D'ores et déjà, le Cnes soutient la suite de ces travaux qui s'articulent principalement autour de deux axes : d'une part une montée en puissance, d'autre part un rétrécissement de la largeur spectrale du laser ce qui permettrait d'envisager différentes applications. " Les applications ? Il faut qu'elles mûrissent. Aussi ne devraient-elles voir le jour que dans une bonne dizaine d'années ". De son côté, la Délégation Générale pour l'Armement (DGA) est également intéressée par le sujet notamment dans le cadre de la gravimétrie embarquée qui fait l'objet d'une thèse dans cette équipe de l'Onera. Aujourd'hui à Palaiseau et à Châtillon, les atomes froids occupent quatre personnes parmi lesquelles un post-doc et un doctorant. Celui-ci, dont le travail est co-dirigé par le directeur du Syrte, travaille plus particulièrement sur le gravimètre atomique. Pour sa part, Alexandre Bresson y consacre également une partie de son temps, ce " multi-tâches " s'occupant par ailleurs des sources, des fibres optiques et des diagnostics, en particulier à l'aide de l'imagerie de fluorescence, sans oublier les conseils précieux qu'il dispense aux jeunes thésards.

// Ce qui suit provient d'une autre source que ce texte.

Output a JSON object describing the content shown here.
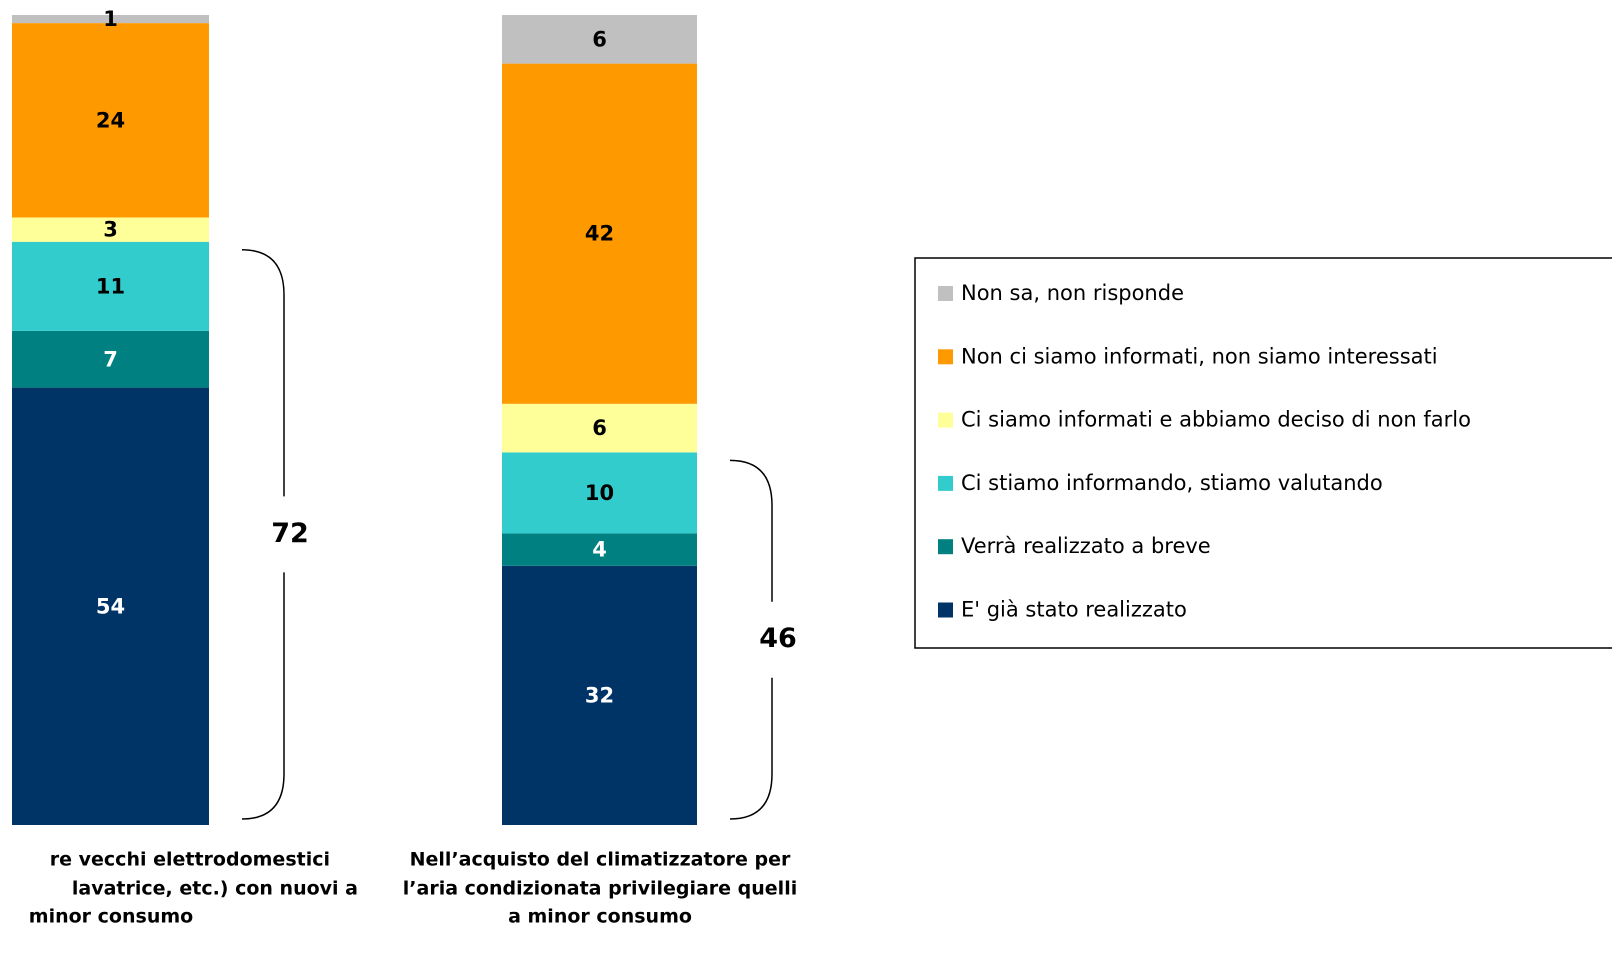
{
  "chart_data": {
    "type": "stacked_bar",
    "categories": [
      [
        "re vecchi elettrodomestici",
        "lavatrice, etc.) con nuovi a",
        "minor consumo"
      ],
      [
        "Nell’acquisto del climatizzatore per",
        "l’aria condizionata privilegiare quelli",
        "a minor consumo"
      ]
    ],
    "series": [
      {
        "name": "E' già stato realizzato",
        "color": "#003366",
        "values": [
          54,
          32
        ]
      },
      {
        "name": "Verrà realizzato a breve",
        "color": "#008080",
        "values": [
          7,
          4
        ]
      },
      {
        "name": "Ci stiamo informando, stiamo valutando",
        "color": "#33CCCC",
        "values": [
          11,
          10
        ]
      },
      {
        "name": "Ci siamo informati e abbiamo deciso di non farlo",
        "color": "#FFFF99",
        "values": [
          3,
          6
        ]
      },
      {
        "name": "Non ci siamo informati, non siamo interessati",
        "color": "#FF9900",
        "values": [
          24,
          42
        ]
      },
      {
        "name": "Non sa, non risponde",
        "color": "#C0C0C0",
        "values": [
          1,
          6
        ]
      }
    ],
    "annotations": [
      72,
      46
    ],
    "ylim": [
      0,
      100
    ]
  }
}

Se maintenir dans la course
Tests de la source laser transportable dans un laboratoire de l'Institut d'Optique, thèse dirigée par un chercheur du BNM-Syrte, la stratégie de l'Onera est claire : initier une forte collaboration entre les équipes françaises afin de conduire des projets plus ambitieux autour des atomes froids. " Il s'agit juste de mettre nos forces en commun pour pouvoir notamment répondre à quelques appels d'offres au niveau européen et tenter de bâtir ainsi de grands projets scientifiques ", indique le chercheur de Palaiseau. Par ailleurs, pour tenter de rivaliser avec la recherche américaine dans ce domaine où une poignée de laboratoires disposent de moyens colossaux, il est impératif de rassembler toutes les potentialités, ne serait-ce que pour se maintenir dans la course.